L’Ecosse prévoit, en effet, d’investir 4 milliards de livres (4,8 milliards d’euros) dans des centrales ERM, au large de l’archipel des Orcades et du Pentland Firth. Plus près de nous, la pointe du Cotentin (Manche) est baignée par le fameux Raz Blanchard, l’un des plus puissants courants d’Europe. Situé dans le détroit séparant le cap de la Hague (célèbre pour son usine de retraitement de déchets nucléaires) et l’île anglo-normande d’Aurigny, le site sous-marin est susceptible d’accueillir «plusieurs gigawatts d’hydroliennes», estime Patrick Boissier.
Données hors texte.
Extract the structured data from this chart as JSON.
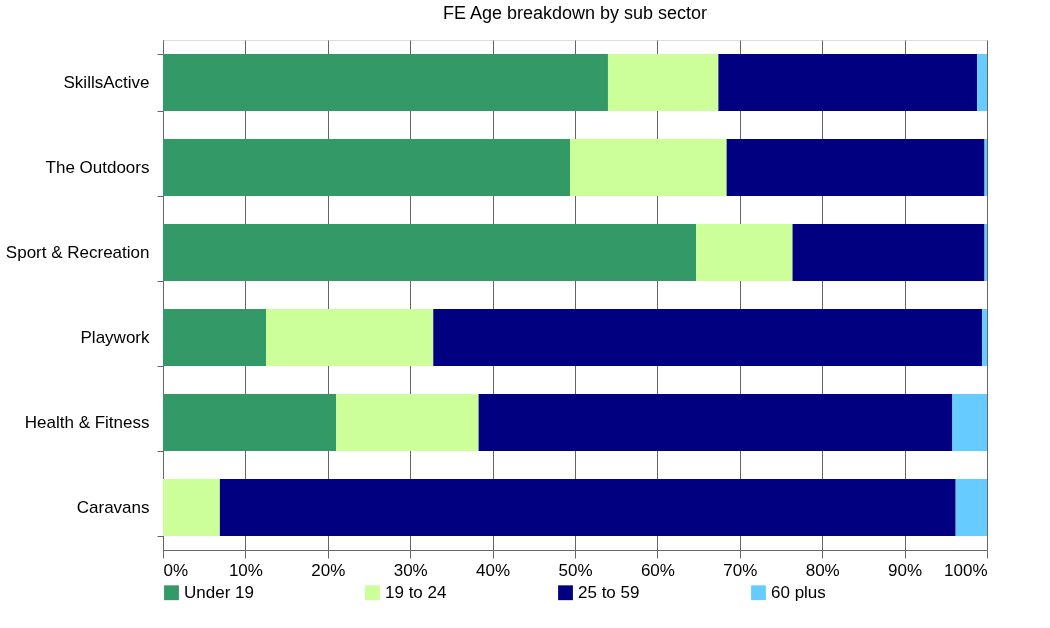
{
  "chart_data": {
    "type": "bar",
    "orientation": "horizontal",
    "stacked": true,
    "title": "FE Age breakdown by sub sector",
    "categories": [
      "SkillsActive",
      "The Outdoors",
      "Sport & Recreation",
      "Playwork",
      "Health & Fitness",
      "Caravans"
    ],
    "series": [
      {
        "name": "Under 19",
        "color": "#339966",
        "values": [
          54.0,
          49.4,
          64.7,
          12.5,
          21.0,
          0
        ]
      },
      {
        "name": "19 to 24",
        "color": "#ccff99",
        "values": [
          13.4,
          19.0,
          11.7,
          20.3,
          17.3,
          6.9
        ]
      },
      {
        "name": "25 to 59",
        "color": "#000080",
        "values": [
          31.4,
          31.3,
          23.3,
          66.6,
          57.5,
          89.3
        ]
      },
      {
        "name": "60 plus",
        "color": "#66ccff",
        "values": [
          1.2,
          0.3,
          0.3,
          0.6,
          4.2,
          3.8
        ]
      }
    ],
    "xlim": [
      0,
      100
    ],
    "xticks": [
      {
        "value": 0,
        "label": "0%"
      },
      {
        "value": 10,
        "label": "10%"
      },
      {
        "value": 20,
        "label": "20%"
      },
      {
        "value": 30,
        "label": "30%"
      },
      {
        "value": 40,
        "label": "40%"
      },
      {
        "value": 50,
        "label": "50%"
      },
      {
        "value": 60,
        "label": "60%"
      },
      {
        "value": 70,
        "label": "70%"
      },
      {
        "value": 80,
        "label": "80%"
      },
      {
        "value": 90,
        "label": "90%"
      },
      {
        "value": 100,
        "label": "100%"
      }
    ],
    "grid": "x",
    "legend": "bottom"
  }
}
Le tout pour un coût de production «inférieur à celui des éoliennes offshore».

Problème: si l’Ecosse a déjà commencé à attribuer ses sites sous-marins aux énergéticiens, la France reste très en retard. Le cadre réglementaire de cette nouvelle source de production d’électricité reste lacunaire. Les réseaux de transport d’électricité ne permettent pas, pour le moment, d’évacuer les gigawattheures qui seraient produits sous l’eau. Bref, comme souvent, en pareil cas, les industriels réclamaient un coup de pouce à l’Etat.

D’autant que l’armada porteuse d’hydroliennes est presque prête à appareiller. Basées sur la technologie de l’Irlandais Open Hydro (dont 8% du capital sont détenus par DCNS), les machines de DCNS sont passées du stade de prototype à celui de la pré-série.

Des turbines que l’industriel entend fabriquer à Cherbourg (Manche). La semaine passée, DCNS a signé une convention avec les Ports normands associés pour réserver d’importantes surfaces sur le port de Cherbourg. De quoi y bâtir une usine produisant 1.000 hydroliennes, si le contexte le veut. «1.000 emplois pérennes pourraient être créés», renchérit le patron du groupe.

Sans compter les activités indirectes. «Nous avons identifié 356 entreprises susceptibles de participer à l’aventure, dont 217 qui se sont déjà positionnées dans les EMR», affirme Jean-René Villageois. «44% se situent dans l’ingénierie, 5% dans la préparation des sites, 26% dans la fabrication des éléments et 21% dans l’assemblage, l’installation et la maintenance», poursuit le président du comité EMR du groupement des industries de construction et activités navales.

Directement interpelé, Eric Besson rappelle que les Investissements d’avenir (les sous du Grand emprunt) vont consacrer 80 millions d’euros à cette filière. Un appel à manifestations d’intérêt sera lancé d’ici 2013, indique le ministre de l’industrie. Pour le reste, la feuille de route ministérielle n’est pas d’une grande limpidité. «D’ici la fin de l’année, promet le successeur de Christian Estrosi, Bercy rendra une étude sur le potentiel économique du Raz Blanchard.» Un travail comparable a aussi été demandé à RTE pour l’éventuel raccordement de cette formidable ferme hydrolienne. «L’objectif, avance le ministre, étant de lancer un appel d’offres d’ici deux ans.» Wait and see, comme on dit en… Ecosse.